At Ten Ten, Riley has been serving a variation on a 'beermosa,' a beer-accented mimosa, at brunch for over a year, a drink he first saw in Chicago. His uses Allagash White, a Belgian-style beer, as well as orange bitters and orange juice.

He's been rotating beer cocktails since then. Instead of making beer the cocktail's signature element, Riley prefers to use it as an extender. His Stillwater Cup — several spirits mixed with a muddle of cucumber and mint and topped by Stillwater Cellar Door Saison – "tries to mirror Stillwater's herbaceousness," he says. The bitters add nuance to the cocktail, and cut the sweetness of the ginger liqueur and the simple syrup. And the juices from the mint and the cucumbers make it remarkably refreshing.

Dorr's first beer cocktail at B&O was called the Boxcar and was a play on a Snakebite, a traditional half-beer and half-cider mixed drink. His version featured Allspice Dram liqueur, organic hard cider and a nut brown ale.

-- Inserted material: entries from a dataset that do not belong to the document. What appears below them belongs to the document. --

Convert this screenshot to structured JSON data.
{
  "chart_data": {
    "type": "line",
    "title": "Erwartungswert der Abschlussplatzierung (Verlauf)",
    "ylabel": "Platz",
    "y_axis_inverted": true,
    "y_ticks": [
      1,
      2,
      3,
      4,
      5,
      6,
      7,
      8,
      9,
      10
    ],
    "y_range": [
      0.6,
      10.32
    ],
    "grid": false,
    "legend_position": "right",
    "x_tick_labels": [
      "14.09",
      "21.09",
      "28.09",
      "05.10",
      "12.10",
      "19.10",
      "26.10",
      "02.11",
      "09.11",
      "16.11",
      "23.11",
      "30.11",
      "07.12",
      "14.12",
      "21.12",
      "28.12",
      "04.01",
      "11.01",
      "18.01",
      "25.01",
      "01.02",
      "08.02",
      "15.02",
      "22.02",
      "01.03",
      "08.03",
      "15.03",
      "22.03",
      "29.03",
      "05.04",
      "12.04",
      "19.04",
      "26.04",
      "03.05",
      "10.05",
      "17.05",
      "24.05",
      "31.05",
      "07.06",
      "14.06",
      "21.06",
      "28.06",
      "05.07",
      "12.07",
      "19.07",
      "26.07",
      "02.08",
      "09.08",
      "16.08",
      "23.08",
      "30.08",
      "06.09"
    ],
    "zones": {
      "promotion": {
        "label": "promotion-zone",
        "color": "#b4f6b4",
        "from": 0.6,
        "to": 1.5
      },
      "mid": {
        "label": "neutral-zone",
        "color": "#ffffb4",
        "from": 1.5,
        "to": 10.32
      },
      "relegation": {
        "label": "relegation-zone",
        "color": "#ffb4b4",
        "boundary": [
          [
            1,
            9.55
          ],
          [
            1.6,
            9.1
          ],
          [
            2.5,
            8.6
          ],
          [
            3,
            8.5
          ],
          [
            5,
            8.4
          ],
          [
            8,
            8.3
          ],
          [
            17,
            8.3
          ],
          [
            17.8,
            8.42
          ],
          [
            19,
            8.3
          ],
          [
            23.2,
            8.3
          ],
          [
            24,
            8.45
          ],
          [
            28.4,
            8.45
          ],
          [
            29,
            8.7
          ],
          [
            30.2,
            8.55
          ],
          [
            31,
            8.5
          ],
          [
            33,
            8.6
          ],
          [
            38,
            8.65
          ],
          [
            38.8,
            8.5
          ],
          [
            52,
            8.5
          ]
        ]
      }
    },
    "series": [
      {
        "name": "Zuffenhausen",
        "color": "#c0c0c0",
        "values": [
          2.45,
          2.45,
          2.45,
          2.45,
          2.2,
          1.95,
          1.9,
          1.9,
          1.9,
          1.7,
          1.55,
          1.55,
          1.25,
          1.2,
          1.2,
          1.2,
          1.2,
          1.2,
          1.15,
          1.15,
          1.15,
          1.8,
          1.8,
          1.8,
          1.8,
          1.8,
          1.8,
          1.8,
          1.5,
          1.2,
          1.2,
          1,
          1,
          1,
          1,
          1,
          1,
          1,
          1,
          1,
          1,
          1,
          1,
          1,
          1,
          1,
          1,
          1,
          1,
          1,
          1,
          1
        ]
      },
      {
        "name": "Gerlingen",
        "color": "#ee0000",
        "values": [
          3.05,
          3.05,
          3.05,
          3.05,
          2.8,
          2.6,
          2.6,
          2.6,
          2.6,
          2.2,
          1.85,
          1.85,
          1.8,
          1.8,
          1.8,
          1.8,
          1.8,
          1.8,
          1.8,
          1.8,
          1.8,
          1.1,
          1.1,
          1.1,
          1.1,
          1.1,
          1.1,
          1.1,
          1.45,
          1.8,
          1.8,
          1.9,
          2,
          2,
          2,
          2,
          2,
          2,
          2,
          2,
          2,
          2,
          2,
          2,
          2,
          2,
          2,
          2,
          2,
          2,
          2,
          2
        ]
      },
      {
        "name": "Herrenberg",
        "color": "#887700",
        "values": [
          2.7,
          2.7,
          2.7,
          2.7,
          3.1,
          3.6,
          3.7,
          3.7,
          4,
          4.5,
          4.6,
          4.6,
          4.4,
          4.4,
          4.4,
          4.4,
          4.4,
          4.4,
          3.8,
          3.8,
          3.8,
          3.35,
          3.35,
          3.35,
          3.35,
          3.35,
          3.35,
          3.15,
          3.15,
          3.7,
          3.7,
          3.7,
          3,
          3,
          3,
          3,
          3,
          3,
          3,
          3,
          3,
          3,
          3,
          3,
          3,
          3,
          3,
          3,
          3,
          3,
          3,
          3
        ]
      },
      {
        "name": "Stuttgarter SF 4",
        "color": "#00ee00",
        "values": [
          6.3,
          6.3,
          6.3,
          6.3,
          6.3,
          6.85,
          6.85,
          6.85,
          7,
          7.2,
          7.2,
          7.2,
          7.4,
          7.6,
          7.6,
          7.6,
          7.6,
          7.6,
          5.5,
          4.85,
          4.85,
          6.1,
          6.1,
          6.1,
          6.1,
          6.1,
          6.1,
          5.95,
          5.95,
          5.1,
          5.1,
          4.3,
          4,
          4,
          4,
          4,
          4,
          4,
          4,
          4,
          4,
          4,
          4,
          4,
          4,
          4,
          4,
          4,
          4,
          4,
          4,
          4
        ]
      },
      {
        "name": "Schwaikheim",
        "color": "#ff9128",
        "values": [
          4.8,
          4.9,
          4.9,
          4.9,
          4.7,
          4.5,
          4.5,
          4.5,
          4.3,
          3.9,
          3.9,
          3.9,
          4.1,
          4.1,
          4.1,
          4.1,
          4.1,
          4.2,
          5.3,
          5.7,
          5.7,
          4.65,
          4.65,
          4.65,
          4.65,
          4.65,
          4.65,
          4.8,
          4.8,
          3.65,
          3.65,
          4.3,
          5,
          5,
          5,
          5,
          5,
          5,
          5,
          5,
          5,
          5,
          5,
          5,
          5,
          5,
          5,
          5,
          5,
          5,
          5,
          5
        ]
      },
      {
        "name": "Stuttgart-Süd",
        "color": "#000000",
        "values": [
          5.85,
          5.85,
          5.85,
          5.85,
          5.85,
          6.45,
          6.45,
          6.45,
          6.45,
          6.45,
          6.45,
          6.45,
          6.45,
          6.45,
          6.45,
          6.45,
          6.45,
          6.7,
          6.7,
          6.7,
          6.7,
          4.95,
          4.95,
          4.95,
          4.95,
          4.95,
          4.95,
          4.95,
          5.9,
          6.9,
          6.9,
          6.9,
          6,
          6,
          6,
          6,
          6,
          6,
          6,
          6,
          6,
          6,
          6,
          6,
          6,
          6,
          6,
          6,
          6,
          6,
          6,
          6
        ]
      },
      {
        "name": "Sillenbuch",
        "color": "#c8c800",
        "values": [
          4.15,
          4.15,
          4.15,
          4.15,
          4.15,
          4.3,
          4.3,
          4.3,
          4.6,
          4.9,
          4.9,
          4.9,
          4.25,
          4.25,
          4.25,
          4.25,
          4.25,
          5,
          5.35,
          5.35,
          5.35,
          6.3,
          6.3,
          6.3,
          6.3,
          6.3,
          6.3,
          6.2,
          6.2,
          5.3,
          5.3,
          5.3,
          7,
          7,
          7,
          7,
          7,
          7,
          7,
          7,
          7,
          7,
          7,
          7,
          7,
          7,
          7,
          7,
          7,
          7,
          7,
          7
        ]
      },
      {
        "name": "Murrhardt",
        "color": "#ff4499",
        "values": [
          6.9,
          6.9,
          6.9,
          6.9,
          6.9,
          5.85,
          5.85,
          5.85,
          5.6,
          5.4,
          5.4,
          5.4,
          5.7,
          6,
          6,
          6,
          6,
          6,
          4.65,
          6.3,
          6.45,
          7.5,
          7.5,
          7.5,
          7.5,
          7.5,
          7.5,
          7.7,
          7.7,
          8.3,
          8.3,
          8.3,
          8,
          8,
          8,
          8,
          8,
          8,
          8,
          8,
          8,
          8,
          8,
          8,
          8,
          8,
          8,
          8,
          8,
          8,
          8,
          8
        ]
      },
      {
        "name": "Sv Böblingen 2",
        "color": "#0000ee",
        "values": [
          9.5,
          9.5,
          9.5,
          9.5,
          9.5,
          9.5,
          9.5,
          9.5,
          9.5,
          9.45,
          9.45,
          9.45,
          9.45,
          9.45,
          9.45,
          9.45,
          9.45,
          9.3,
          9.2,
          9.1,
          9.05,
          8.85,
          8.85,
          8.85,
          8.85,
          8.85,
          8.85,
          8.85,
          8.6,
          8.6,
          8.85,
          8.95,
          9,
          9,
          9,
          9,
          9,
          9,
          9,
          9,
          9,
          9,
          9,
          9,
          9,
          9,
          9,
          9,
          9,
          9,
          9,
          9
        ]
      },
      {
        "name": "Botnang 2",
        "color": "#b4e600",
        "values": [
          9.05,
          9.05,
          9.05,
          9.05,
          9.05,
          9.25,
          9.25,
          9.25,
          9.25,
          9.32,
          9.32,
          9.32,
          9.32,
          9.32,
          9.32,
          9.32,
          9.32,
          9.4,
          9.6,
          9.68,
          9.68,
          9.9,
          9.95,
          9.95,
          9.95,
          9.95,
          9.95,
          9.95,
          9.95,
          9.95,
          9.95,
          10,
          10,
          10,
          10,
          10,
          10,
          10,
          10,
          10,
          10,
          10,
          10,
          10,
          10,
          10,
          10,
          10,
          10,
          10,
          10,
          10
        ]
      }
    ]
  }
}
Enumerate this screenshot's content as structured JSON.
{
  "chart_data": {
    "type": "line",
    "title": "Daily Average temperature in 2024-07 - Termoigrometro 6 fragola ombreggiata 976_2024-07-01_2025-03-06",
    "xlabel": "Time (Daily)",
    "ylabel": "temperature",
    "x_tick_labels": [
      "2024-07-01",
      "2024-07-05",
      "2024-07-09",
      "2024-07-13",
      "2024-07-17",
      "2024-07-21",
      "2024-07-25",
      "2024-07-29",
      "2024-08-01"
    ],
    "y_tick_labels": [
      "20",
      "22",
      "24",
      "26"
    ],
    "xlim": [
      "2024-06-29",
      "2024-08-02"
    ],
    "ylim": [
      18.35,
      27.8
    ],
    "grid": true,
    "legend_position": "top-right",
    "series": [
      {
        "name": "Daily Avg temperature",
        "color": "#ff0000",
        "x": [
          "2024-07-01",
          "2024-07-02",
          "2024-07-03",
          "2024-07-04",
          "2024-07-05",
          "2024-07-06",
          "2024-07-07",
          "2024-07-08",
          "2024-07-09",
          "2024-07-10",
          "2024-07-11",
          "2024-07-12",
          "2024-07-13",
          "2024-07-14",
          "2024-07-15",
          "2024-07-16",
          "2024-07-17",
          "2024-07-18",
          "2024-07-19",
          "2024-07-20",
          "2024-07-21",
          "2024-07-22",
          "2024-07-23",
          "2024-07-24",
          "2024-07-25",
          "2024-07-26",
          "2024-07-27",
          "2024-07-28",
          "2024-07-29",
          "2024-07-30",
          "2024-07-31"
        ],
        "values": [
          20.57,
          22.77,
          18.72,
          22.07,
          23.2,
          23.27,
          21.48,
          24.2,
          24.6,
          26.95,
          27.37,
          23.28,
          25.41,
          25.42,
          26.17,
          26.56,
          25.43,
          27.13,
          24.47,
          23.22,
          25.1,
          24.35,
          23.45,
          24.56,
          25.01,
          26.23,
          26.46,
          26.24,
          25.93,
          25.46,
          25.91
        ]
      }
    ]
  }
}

The combination of beer and liquor made sense because beers are now made using an increasingly vast list of yeast strains, spices and herbs, which leads to more variety in flavor, Dorr says.

"Herbal notes, sweet notes, candied fruit notes — a lot of the flavor profiles are very similar [to those in liquor]," he says. For instance, an India pale ale and a tequila share a herb taste, and so the two complement each other.

That kinship was the basis of Dorr's latest cocktail, the Trainwreck — made up of aged tequila; Hum, a botanical spirit; and orange juice, shaken and topped with six ounces of Guinness.

"I was just playing around with the most bizarre combination I could imagine," he says. "Hum has cardamom, which has a lot of spice, and tequila plays nicely off it."